A CPI pediu o indiciamento de dezenas de autoridades, incluindo Lula, Dilma Rousseff, os ex-ministros Guido Mantega e Palocci, a cúpula do BNDES e donos das construtoras. Os pedidos de indiciamento não foram aprovados na Câmara. A CPI não deu em nada.

Presidente Dilma Rousseff e o presidente de Cuba, Raúl Castro, durante inauguração do Porto de Mariel em 28 de janeiro de 2014, Cuba | Foto: Roberto Stuckert Filho/Presidência da República

Charutos e calote

Roteiro romântico de dez em dez militantes de esquerda, Cuba deu um calote de mais de R$ 1 bilhão no BNDES. Dos US$ 656 milhões emprestados, a ditadura dos irmãos Castro não pagou nem 5% das dívidas vencidas. Restam mais US$ 406 milhões a vencer.

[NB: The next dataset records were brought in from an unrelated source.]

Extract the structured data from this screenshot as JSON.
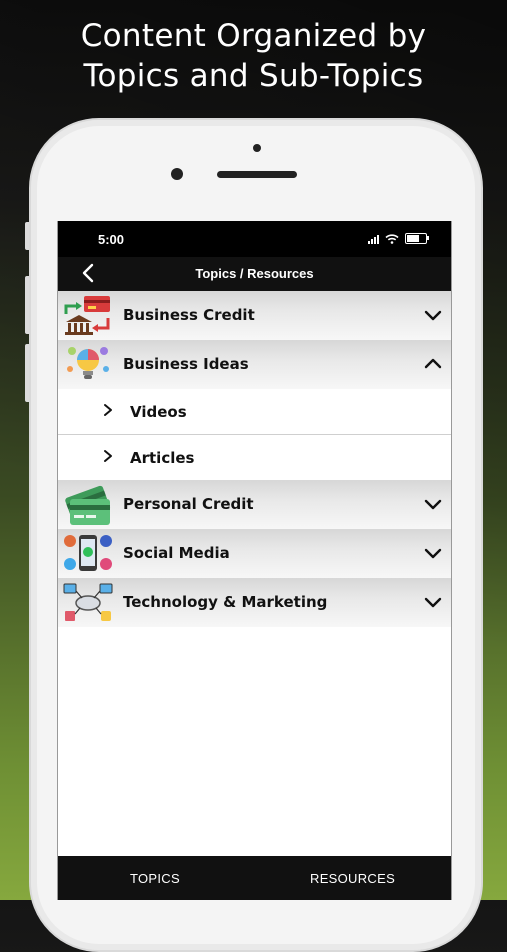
{
  "promo": {
    "line1": "Content Organized by",
    "line2": "Topics and Sub-Topics"
  },
  "status_bar": {
    "time": "5:00"
  },
  "nav": {
    "back_icon": "chevron-left-icon",
    "title": "Topics / Resources"
  },
  "topics": [
    {
      "label": "Business Credit",
      "icon": "bank-card-exchange-icon",
      "expanded": false
    },
    {
      "label": "Business Ideas",
      "icon": "lightbulb-gears-icon",
      "expanded": true,
      "subtopics": [
        {
          "label": "Videos"
        },
        {
          "label": "Articles"
        }
      ]
    },
    {
      "label": "Personal Credit",
      "icon": "credit-card-icon",
      "expanded": false
    },
    {
      "label": "Social Media",
      "icon": "social-network-icon",
      "expanded": false
    },
    {
      "label": "Technology & Marketing",
      "icon": "cloud-network-icon",
      "expanded": false
    }
  ],
  "tabs": {
    "topics": "TOPICS",
    "resources": "RESOURCES"
  },
  "colors": {
    "bar": "#111111",
    "row_gradient_top": "#d7d7d7",
    "green_accent": "#86a83e"
  }
}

A grande obra em Cuba é o Porto de Mariel, a 60 quilômetros de Havana. A imagem da inauguração, com Dilma Rousseff e Raúl Castro, lado a lado, é lembrada até hoje como cartão de visitas da Odebrecht. Os juros cobrados eram de 4% a 7% ao ano. Um detalhe nessa papelada permaneceu uma década escondido: Lula permitiu que a garantia fosse lastreada em charutos. “Garantias: fluxos internos de recebíveis gerados pela indústria de tabaco”, diz o documento da Câmara de Comércio Exterior. Quando o assunto foi revelado, no ano passado, Lula disse que isso era “bobagem”.

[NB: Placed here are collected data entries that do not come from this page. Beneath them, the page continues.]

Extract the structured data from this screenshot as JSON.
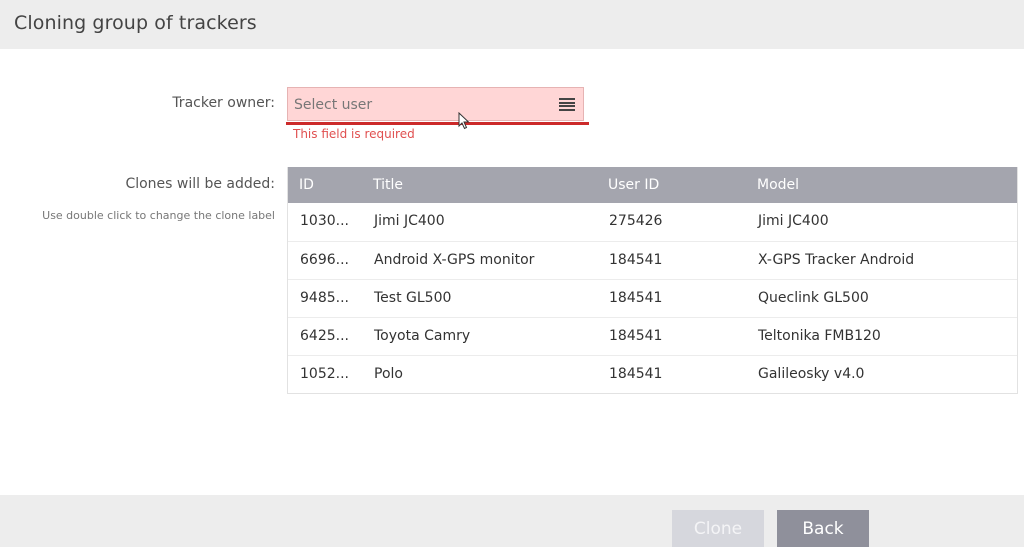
{
  "dialog": {
    "title": "Cloning group of trackers"
  },
  "owner": {
    "label": "Tracker owner:",
    "placeholder": "Select user",
    "error": "This field is required"
  },
  "clones": {
    "label": "Clones will be added:",
    "hint": "Use double click to change the clone label",
    "columns": {
      "id": "ID",
      "title": "Title",
      "user_id": "User ID",
      "model": "Model"
    },
    "rows": [
      {
        "id": "1030...",
        "title": "Jimi JC400",
        "user_id": "275426",
        "model": "Jimi JC400"
      },
      {
        "id": "6696...",
        "title": "Android X-GPS monitor",
        "user_id": "184541",
        "model": "X-GPS Tracker Android"
      },
      {
        "id": "9485...",
        "title": "Test GL500",
        "user_id": "184541",
        "model": "Queclink GL500"
      },
      {
        "id": "6425...",
        "title": "Toyota Camry",
        "user_id": "184541",
        "model": "Teltonika FMB120"
      },
      {
        "id": "1052...",
        "title": "Polo",
        "user_id": "184541",
        "model": "Galileosky v4.0"
      }
    ]
  },
  "footer": {
    "clone_label": "Clone",
    "back_label": "Back"
  },
  "colors": {
    "header_bg": "#ededed",
    "table_header_bg": "#a4a5ae",
    "error_bg": "#ffd6d6",
    "error_line": "#cc2a2a",
    "error_text": "#e05050",
    "button_active": "#8f909b",
    "button_disabled": "#d6d7dd"
  }
}
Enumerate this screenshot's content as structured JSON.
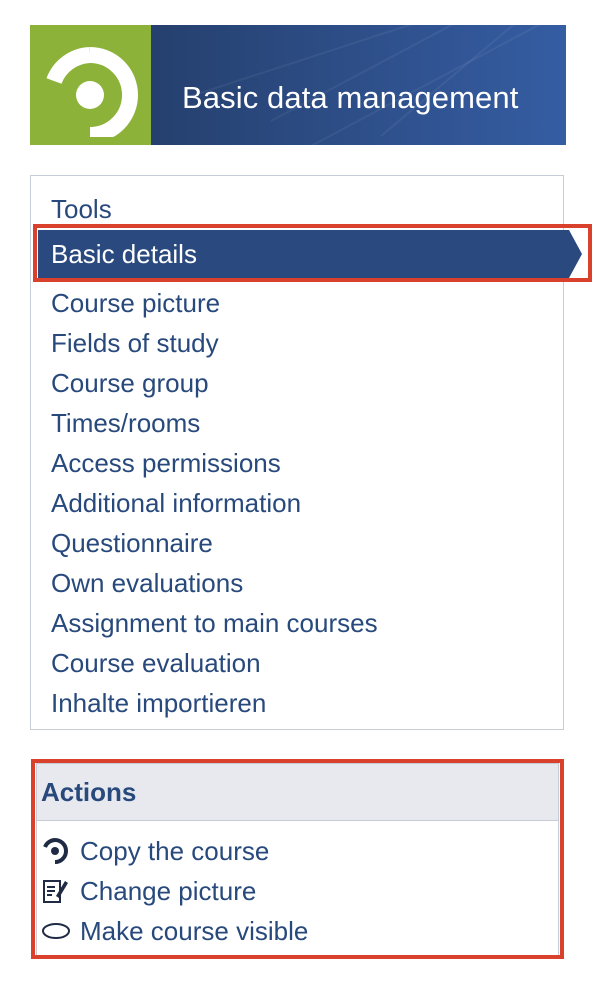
{
  "header": {
    "title": "Basic data management",
    "logo_icon": "studip-logo-icon",
    "colors": {
      "logo_bg": "#8cb23a",
      "banner": "#2d4d86"
    }
  },
  "nav": {
    "items": [
      {
        "label": "Tools",
        "active": false
      },
      {
        "label": "Basic details",
        "active": true
      },
      {
        "label": "Course picture",
        "active": false
      },
      {
        "label": "Fields of study",
        "active": false
      },
      {
        "label": "Course group",
        "active": false
      },
      {
        "label": "Times/rooms",
        "active": false
      },
      {
        "label": "Access permissions",
        "active": false
      },
      {
        "label": "Additional information",
        "active": false
      },
      {
        "label": "Questionnaire",
        "active": false
      },
      {
        "label": "Own evaluations",
        "active": false
      },
      {
        "label": "Assignment to main courses",
        "active": false
      },
      {
        "label": "Course evaluation",
        "active": false
      },
      {
        "label": "Inhalte importieren",
        "active": false
      }
    ],
    "active_color": "#2a4a7f",
    "text_color": "#28497c"
  },
  "actions": {
    "title": "Actions",
    "items": [
      {
        "label": "Copy the course",
        "icon": "copy-course-icon"
      },
      {
        "label": "Change picture",
        "icon": "edit-picture-icon"
      },
      {
        "label": "Make course visible",
        "icon": "visibility-eye-icon"
      }
    ]
  },
  "annotations": {
    "highlight_color": "#d9412c"
  }
}
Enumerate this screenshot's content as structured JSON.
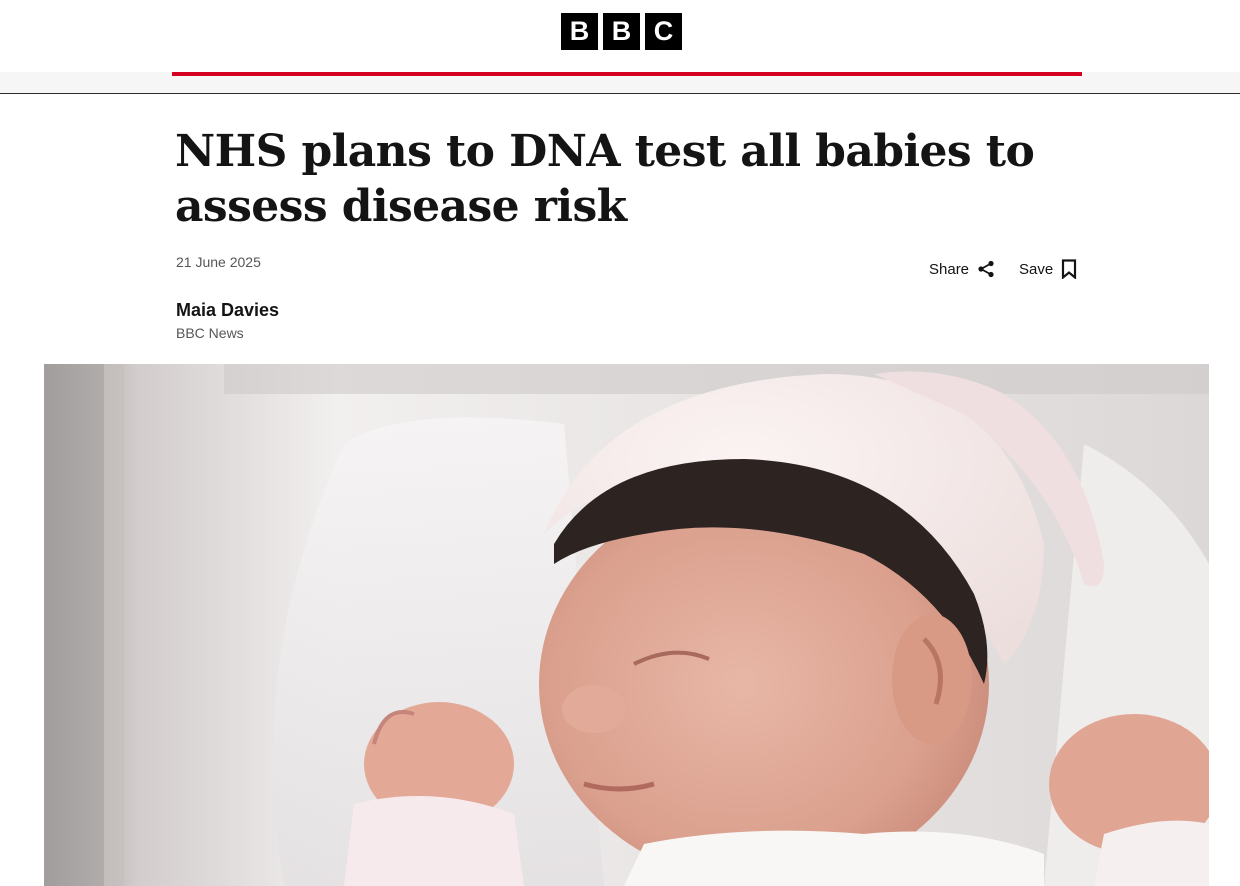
{
  "masthead": {
    "logo_letters": [
      "B",
      "B",
      "C"
    ]
  },
  "article": {
    "headline": "NHS plans to DNA test all babies to assess disease risk",
    "date": "21 June 2025",
    "author": "Maia Davies",
    "author_org": "BBC News"
  },
  "actions": {
    "share_label": "Share",
    "save_label": "Save"
  },
  "icons": {
    "share": "share-icon",
    "save": "bookmark-icon"
  },
  "colors": {
    "accent_red": "#d5001f",
    "text": "#141414",
    "muted": "#545658"
  }
}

“A lógica desses empréstimos é torta: o Brasil empresta dinheiro e, se o país não paga, tudo bem, o Brasil paga. Não tem lógica.  Essa condição usada nesses financiamentos internacionais é de pai para filho” (Gustavo Segré, analista internacional)

O calote não foi diferente com a ditadura de Nicolás Maduro. A Venezuela tem a segunda maior dívida: do total de US$ 1,5 bilhão emprestado, US$ 682 milhões não foram quitados, e US$ 122 milhões ainda vão vencer. Foram quatro financiamentos para a ampliação do metrô de Caracas, todos via Odebrecht, embora capitais pelo país, como Belo Horizonte, não conseguiram linhas de crédito similares. Também houve captação para a construção da Usina Siderúrgica Nacional no Estado de Bolívar, quando Hugo Chávez ainda comandava o país.

Moçambique tem uma dívida vencida de US$ 122 milhões e US$ 45 milhões a vencer. O dinheiro foi destinado ao Aeroporto Internacional de Nacala e para uma barragem — a primeira obra é da Odebrecht, e a segunda, da Andrade Gutierrez.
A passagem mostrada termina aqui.